Sie bekam heftige Zuschriften, dass Sie das schöne Weihnachtsfest mit ihrer Äußerung „beschmutzt“ habe. Dabei hatte Sie zutiefst Recht: An Weihnachten feiern wir, dass Gott mitten unter uns ist! Und wir feiern, wie er unter uns ist: In seiner anfänglichen Menschlichkeit. Wir feiern die Geburt eines Menschenkindes und mit dieser Geburt feiern wir das ankommen Gottes bei uns Menschen. Weihnachten geht eben mehr als unter die Haut. An Weihnachten geht Gottes Kommen buchstäblich in die Haut!

Die Lieder Dichter formulieren

„In unser armes Fleisch und Blut verkleidet sich das ewge Gut.“ Gott wird Mensch, „dir Mensch zugute“

In ihm, dem Windelkind kommt er zu uns, kriecht uns unter die Haut.

Das war übrigens in der frühen Christenheit ein umstrittener Gedanke, denn einige fanden, dass diese Art von Gott zu reden seine Gottheit „beschmutze“ und so wurde kurzer Hand die Weihnachtserzählung des Lukas aus der Bibel herausgestrichen. Gut das sich diese Leute nicht durchgesetzt haben! Kaum auszudenken: Weihnachten ohne Weihnachtsgeschichte! Im Laufe der Geschichte machte die Christenheit dann Ernst mit der Aussage, dass ein Gott, der über uns ist, nicht sein könne. Gott ist eben kein Gott über uns, nach dem schillerschen Motto: „Brüder, überm Sternenzelt muss ein lieber Vater wohnen.“

Die Weihnachtsgeschichte erzählt gerade davon, dass Gott nicht „über“, sondern dass Gott „für“ uns sein will. Und sie erzählt das in einer Radikalität, dass Gott eben nur noch „für“ uns sein will. Und zwar in der Art und Weise, dass er nur noch für uns da ist. Gott will nur noch ein Gott „für uns da“ sein.

Und er will kein Gott mehr „an und für sich“ sein!

Merken Sie den Unterschied?

Spüren Sie die Differenz zwischen beiden?

Dem Gott der „für uns da“ und dem Gott der „an und für sich“ ist? Nur einer der beiden geht dich an! Darum geht es an Weihnachten.

Ob es am heiligen Abend, ob es hier und jetzt in dieser Kirche für mich Weihnachten wird entscheidet sich an der Frage, ob ich mir das Weihnachtevangelium Gottes: Dir ist heute der Heiland geboren, ob ich mir dieses Evangelium gefallen lasse! Denn wenn ich es mir gefallen lasse, ist Gott für mich da. Heute und an diesem Abend!

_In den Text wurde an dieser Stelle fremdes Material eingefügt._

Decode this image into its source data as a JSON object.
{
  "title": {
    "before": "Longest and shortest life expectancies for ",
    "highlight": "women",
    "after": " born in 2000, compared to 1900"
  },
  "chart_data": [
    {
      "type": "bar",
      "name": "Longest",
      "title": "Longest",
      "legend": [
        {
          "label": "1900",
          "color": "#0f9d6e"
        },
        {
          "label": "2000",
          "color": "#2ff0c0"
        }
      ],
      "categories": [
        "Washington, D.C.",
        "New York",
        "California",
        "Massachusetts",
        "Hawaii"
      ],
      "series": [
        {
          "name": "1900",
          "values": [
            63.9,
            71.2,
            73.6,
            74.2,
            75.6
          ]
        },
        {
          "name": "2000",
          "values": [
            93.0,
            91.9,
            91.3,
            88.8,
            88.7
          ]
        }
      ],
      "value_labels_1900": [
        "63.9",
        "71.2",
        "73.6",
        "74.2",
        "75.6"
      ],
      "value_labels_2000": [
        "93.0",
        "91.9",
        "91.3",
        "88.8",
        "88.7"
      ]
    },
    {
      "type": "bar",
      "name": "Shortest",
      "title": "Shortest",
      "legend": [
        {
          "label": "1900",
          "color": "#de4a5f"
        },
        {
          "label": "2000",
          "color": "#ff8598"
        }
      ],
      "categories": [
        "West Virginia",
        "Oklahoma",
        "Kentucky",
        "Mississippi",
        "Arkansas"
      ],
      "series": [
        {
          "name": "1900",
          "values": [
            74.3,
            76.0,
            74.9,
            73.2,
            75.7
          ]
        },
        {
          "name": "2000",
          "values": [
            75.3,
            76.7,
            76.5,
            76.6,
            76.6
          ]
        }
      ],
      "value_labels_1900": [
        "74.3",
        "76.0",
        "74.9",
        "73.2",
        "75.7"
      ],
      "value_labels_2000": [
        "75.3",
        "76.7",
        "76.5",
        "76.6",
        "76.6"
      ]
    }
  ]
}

Und Gott „an und für sich“, der kann einpacken, den gibt es nicht mehr! Jedenfalls nicht mehr für mich! Den kann ich zwar noch zum Gegenstand philosophischer, psychologischer und neuerdings auch neuro-physiologiger Forschung machen, aber angehen –im Sinne von mir etwas bedeuten– angehen tun diese Erkenntnisse über „Gott an und für sich“ mich nicht.

Die Ergebnisse mögen interessant, mögen wissenschaftlich fundiert und intellektuell reizvoll sein. Aber wenn es um mein Leben, wenn es um meine Liebe, wenn es meine Angst, meine Schwächen, Nachlässigkeiten, wenn es um mein Sterben geht, dann nützen mir diese Erkenntnisse gar nichts.

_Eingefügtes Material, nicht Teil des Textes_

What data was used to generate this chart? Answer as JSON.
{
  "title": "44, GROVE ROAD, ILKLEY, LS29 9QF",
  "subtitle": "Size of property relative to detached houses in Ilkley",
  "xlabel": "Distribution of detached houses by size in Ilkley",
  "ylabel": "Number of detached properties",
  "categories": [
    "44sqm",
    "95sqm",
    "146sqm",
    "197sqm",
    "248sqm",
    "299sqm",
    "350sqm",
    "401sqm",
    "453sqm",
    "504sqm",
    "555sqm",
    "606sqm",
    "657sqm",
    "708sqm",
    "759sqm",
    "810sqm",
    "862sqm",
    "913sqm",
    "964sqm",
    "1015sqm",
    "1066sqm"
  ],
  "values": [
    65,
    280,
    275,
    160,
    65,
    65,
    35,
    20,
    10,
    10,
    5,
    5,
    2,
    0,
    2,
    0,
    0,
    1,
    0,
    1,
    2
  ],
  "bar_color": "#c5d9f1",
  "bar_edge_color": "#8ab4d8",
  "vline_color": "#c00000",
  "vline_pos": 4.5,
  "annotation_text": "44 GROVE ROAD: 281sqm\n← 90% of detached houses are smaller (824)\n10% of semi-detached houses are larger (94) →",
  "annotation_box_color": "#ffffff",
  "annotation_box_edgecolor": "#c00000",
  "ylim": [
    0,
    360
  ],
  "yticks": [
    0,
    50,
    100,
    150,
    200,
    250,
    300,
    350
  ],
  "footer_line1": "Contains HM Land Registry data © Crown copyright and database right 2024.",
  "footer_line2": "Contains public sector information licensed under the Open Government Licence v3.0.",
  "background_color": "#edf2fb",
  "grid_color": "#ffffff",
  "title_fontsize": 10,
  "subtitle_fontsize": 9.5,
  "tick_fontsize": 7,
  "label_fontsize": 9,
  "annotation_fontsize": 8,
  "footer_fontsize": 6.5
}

Dann zählt nur noch das Weihnachstevangelium indem Gott spricht: Euch ist heute der Heiland, der Retter geboren, Jesus Christus, der „für euch da“ ist. So kommt Glanz in die Weihnachstgeschichte, dass Gott mir alltäglich begegnen will, nicht als fernes Mysterium, sondern als ein menschlicher Gott.

Wenn es ein Geheimnis an Weihnachten gibt, dann das:

Gott wird Mensch, dir Mensch zugute.

Gottes Kind das verbind sich mit unserm Blute.

Wenn wir aus der Alttagsgeschichte des Lukas, in der es um Steuern, Volkszählung, Geburt und Arbeit geht etwas in unseren Alltag mitnehmen dürfen, dann ist es dies, das uns der „weihnachtliche Glanz“ zu Gottes „weihnachtlichem Licht“ in unserem Alltag werden soll. Nicht nur an diesem Abend soll uns Gott unter die Haut gehen, sondern gerade dann, wenn uns so gar nicht weihnachtlich zu Mute ist. Dann und erst recht dann ist das Weihnachts- Evangelium für uns da. Dann und erst recht dann verspricht sich uns der menschliche Gott als einer, der nicht an nur an den Festtagen präsent ist, sondern der inmitten der Widrigkeiten und Irrungen des Alttages sich uns mitteilen will.

Gebe uns Gott Augen die sehen und Ohren die hören; –und in anbetracht der Windeln als weihnachtliche Zeichen müsste ergänzt werden–: Nasen, die riechen, seine Zusage: Sich nicht „über“, sondern gerade in den Dinge des Alltags finden zu lassen. Er hat an Weihnachten –in Jesus– versprochen dafür zu sorgen. Er schenke uns im Alltag das Vermögen ihn zu entdecken: Komm, oh mein Heiland Jesus Christ, meins Herzens Tür dir offen ist. Auch zieht mit deiner Gnade ein, dein Freundlichkeit auch uns erschein.